Tunis - A la une

Un gouvernement incompétent et fier de l'être '


Je ne comprends toujours pas pourquoi la présidence du gouvernement a tenu, la semaine dernière, à nous rappeler son incompétence. Contre toute attente, elle a publié jeudi dernier quatre cartons sous le titre fanfaron de rappel (j'ai opté pour une traduction personnelle, compte tenu des imperfections de la version française). Ces cartons énuméraient les supposées réalisations du gouvernement Ahmed Hachani durant les derniers mois. Compte tenu des coquilles, des approximations et de la mauvaise foi dont regorgent ces cartons, la présidence de gouvernement s'est mis le doigt dans l''il en voulant faire une communication fallacieuse et une propagande primaire. Bref, elle aurait mieux fait de se taire.
En théorie, la présidence du gouvernement dispose d'un nombre suffisant de personnel, un peu trop si on croit le discours officiel, pour ne pas laisser passer des coquilles dans les textes officiels destinés au grand public. La présence de plusieurs coquilles dans les cartons de la présidence du gouvernement, aussi bien dans la version arabe que dans la version française, s'expliquerait ou bien par la nonchalance et le relâchement général au sein de l'administration publique, ou bien par le manque de respect envers le destinataire qui n'est autre que l'opinion publique tunisienne.
Suis-je excessif ' Un peu je l'avoue, d'autant plus que nous avons un précédent et non des moindres. Rappelons-nous que la première version publiée de la constitution de 2022 était truffée de pas moins de quarante-six coquilles ce qui a nécessité une deuxième version corrigée. Le président de la République que tous soupçonnent d'être le seul auteur de la constitution, s'est trouvé dans l'obligation de s'adresser aux Tunisiens pour leur annoncer que des fautes « se sont faufilées dans le texte initial ».
Dans les cartons publiés par la présidence du gouvernement, beaucoup de chiffres ont été avancés pour nous convaincre de l'amélioration de la situation économique, sociale et financière du pays. Il serait improductif d'entrer dans les détails de ces chiffres qui sont contestés par plusieurs spécialistes ou qui trouvent leur explication dans des pratiques et des politiques peu concordantes avec la bonne gouvernance.
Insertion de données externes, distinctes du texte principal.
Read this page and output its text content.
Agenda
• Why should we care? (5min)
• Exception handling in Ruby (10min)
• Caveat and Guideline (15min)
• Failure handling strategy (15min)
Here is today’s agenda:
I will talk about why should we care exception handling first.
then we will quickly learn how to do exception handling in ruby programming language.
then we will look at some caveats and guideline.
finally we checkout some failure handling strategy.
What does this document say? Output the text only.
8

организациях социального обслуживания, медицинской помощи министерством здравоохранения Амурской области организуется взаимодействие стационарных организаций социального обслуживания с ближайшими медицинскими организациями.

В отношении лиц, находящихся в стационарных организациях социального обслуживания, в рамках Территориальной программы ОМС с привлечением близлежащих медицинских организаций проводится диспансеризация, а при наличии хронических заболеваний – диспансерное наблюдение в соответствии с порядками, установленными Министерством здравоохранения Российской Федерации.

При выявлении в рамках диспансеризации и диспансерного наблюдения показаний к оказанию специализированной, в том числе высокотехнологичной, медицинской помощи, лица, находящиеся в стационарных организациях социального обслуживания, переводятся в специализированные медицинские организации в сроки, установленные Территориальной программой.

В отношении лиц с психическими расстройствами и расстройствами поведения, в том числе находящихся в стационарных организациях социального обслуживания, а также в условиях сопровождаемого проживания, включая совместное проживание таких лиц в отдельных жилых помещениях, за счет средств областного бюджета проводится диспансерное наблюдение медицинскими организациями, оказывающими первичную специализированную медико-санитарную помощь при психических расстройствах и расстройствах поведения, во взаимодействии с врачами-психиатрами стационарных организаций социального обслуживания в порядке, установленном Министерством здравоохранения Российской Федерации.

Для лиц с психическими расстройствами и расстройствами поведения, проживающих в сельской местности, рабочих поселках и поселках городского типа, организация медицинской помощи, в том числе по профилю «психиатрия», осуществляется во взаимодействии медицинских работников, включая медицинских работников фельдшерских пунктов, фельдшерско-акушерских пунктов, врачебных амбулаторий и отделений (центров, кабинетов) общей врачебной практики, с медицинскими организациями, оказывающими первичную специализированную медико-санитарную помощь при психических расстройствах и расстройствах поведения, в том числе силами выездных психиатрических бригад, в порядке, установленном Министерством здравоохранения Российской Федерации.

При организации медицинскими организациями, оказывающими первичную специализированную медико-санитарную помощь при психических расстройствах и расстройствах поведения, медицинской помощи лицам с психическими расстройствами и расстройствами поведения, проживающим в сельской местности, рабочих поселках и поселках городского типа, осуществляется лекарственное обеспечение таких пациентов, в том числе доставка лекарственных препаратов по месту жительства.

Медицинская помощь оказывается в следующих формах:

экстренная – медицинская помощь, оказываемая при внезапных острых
Mais il serait intéressant de s'interroger pourquoi dans ce cas, si toutes ces réalisations sont réelles, les Tunisiens ne ressentent toujours pas la moindre amélioration de leur quotidien '
D'un autre côté, si la présidence du gouvernement veut jouer la carte de la transparence, pourquoi a-t-elle dans ce cas occulté des chiffres aussi importants que le taux de chômage parmi les jeunes qui a atteint 40% ou le taux de croissance qui n'a pas dépassé 0.4%. Ces deux chiffres alarmants font eux aussi partie des « réalisations » du gouvernement Ahmed Hachani. Seulement dans la Tunisie « juilletiste », quand un indicateur ne cadre pas avec le discours officiel à l'eau de rose, on l'efface. Mieux encore, on dégomme avec celui qui a osé alerter sur cet indicateur. Le directeur général de l'Institut national des statistiques, INS, a été limogé à la fin de la semaine dernière et remplacé par un nouveau directeur général. Comme à son habitude, la communication officielle n'indique pas les raisons de ce limogeage mais la coïncidence de la publication par l'INS d'indicateurs alarmants avec la publication des cartons de la présidence du gouvernement en dit long sur les raisons de cette décision.

Après, pour couronner le tout, ces cartons nous racontent que « les libertés, notamment publiques, sont plus que jamais garanties ». une couleuvre de plus que nous étions censés avaler si n'étaient les opposants politiques qui croupissent en prison sans jugement depuis plus de treize mois, les journalistes, les avocats et les activistes de la société civile qui sont harcelés et poursuivis en justice par le décret liberticide numéro 54.
Aux dernières nouvelles, la garde à vue de notre collègue Mohamed Boughalleb a été prolongée jusqu'à mercredi prochain.